Por fim, Evelyn Ruman encanta os observadores com a história de Dani, garota portadora de síndrome de down que treina com status de “café-com-leite” num time de Trindade (RJ). A fotógrafa conta que foi difícil convencê-la a aparecer: “Após muitas tentativas, ela concordou em ser fotografada, contanto que aparecessem suas amigas também”.
Se animou para conhecer mais? A mostra vai até dia 13/07, no Centro Cultural São Paulo (estação Vergueiro da linha azul).

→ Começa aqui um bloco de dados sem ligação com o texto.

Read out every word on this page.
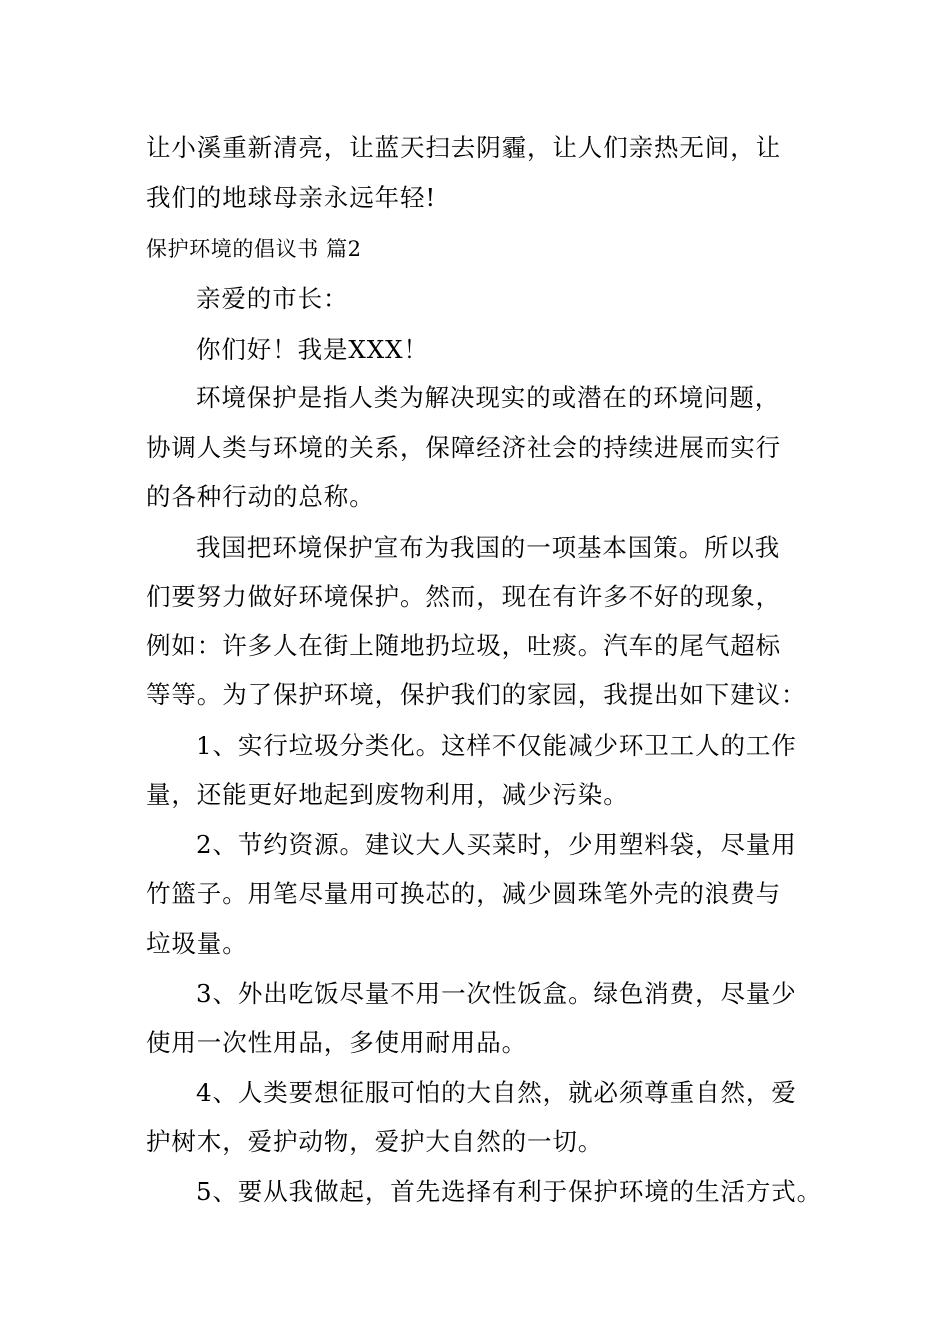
让小溪重新清亮，让蓝天扫去阴霾，让人们亲热无间，让
我们的地球母亲永远年轻!
保护环境的倡议书 篇2
亲爱的市长：
你们好！我是XXX！
环境保护是指人类为解决现实的或潜在的环境问题，
协调人类与环境的关系，保障经济社会的持续进展而实行
的各种行动的总称。
我国把环境保护宣布为我国的一项基本国策。所以我
们要努力做好环境保护。然而，现在有许多不好的现象，
例如：许多人在街上随地扔垃圾，吐痰。汽车的尾气超标
等等。为了保护环境，保护我们的家园，我提出如下建议：
1、实行垃圾分类化。这样不仅能减少环卫工人的工作
量，还能更好地起到废物利用，减少污染。
2、节约资源。建议大人买菜时，少用塑料袋，尽量用
竹篮子。用笔尽量用可换芯的，减少圆珠笔外壳的浪费与
垃圾量。
3、外出吃饭尽量不用一次性饭盒。绿色消费，尽量少
使用一次性用品，多使用耐用品。
4、人类要想征服可怕的大自然，就必须尊重自然，爱
护树木，爱护动物，爱护大自然的一切。
5、要从我做起，首先选择有利于保护环境的生活方式。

O horário é das 10 às 20h de terça à sexta, e das 10 às 18h aos fins de semana. A entrada é gratuita, vale muito à pena conferir!
Afinal, às vésperas de uma Copa do Mundo elitista e cheia de controvérsias, lembremos que o futebol é de todos: dos ricos, dos pobres, dos índios, dos negros, das freiras, dos especiais; portanto, não poderia deixar de ser, também, das mulheres.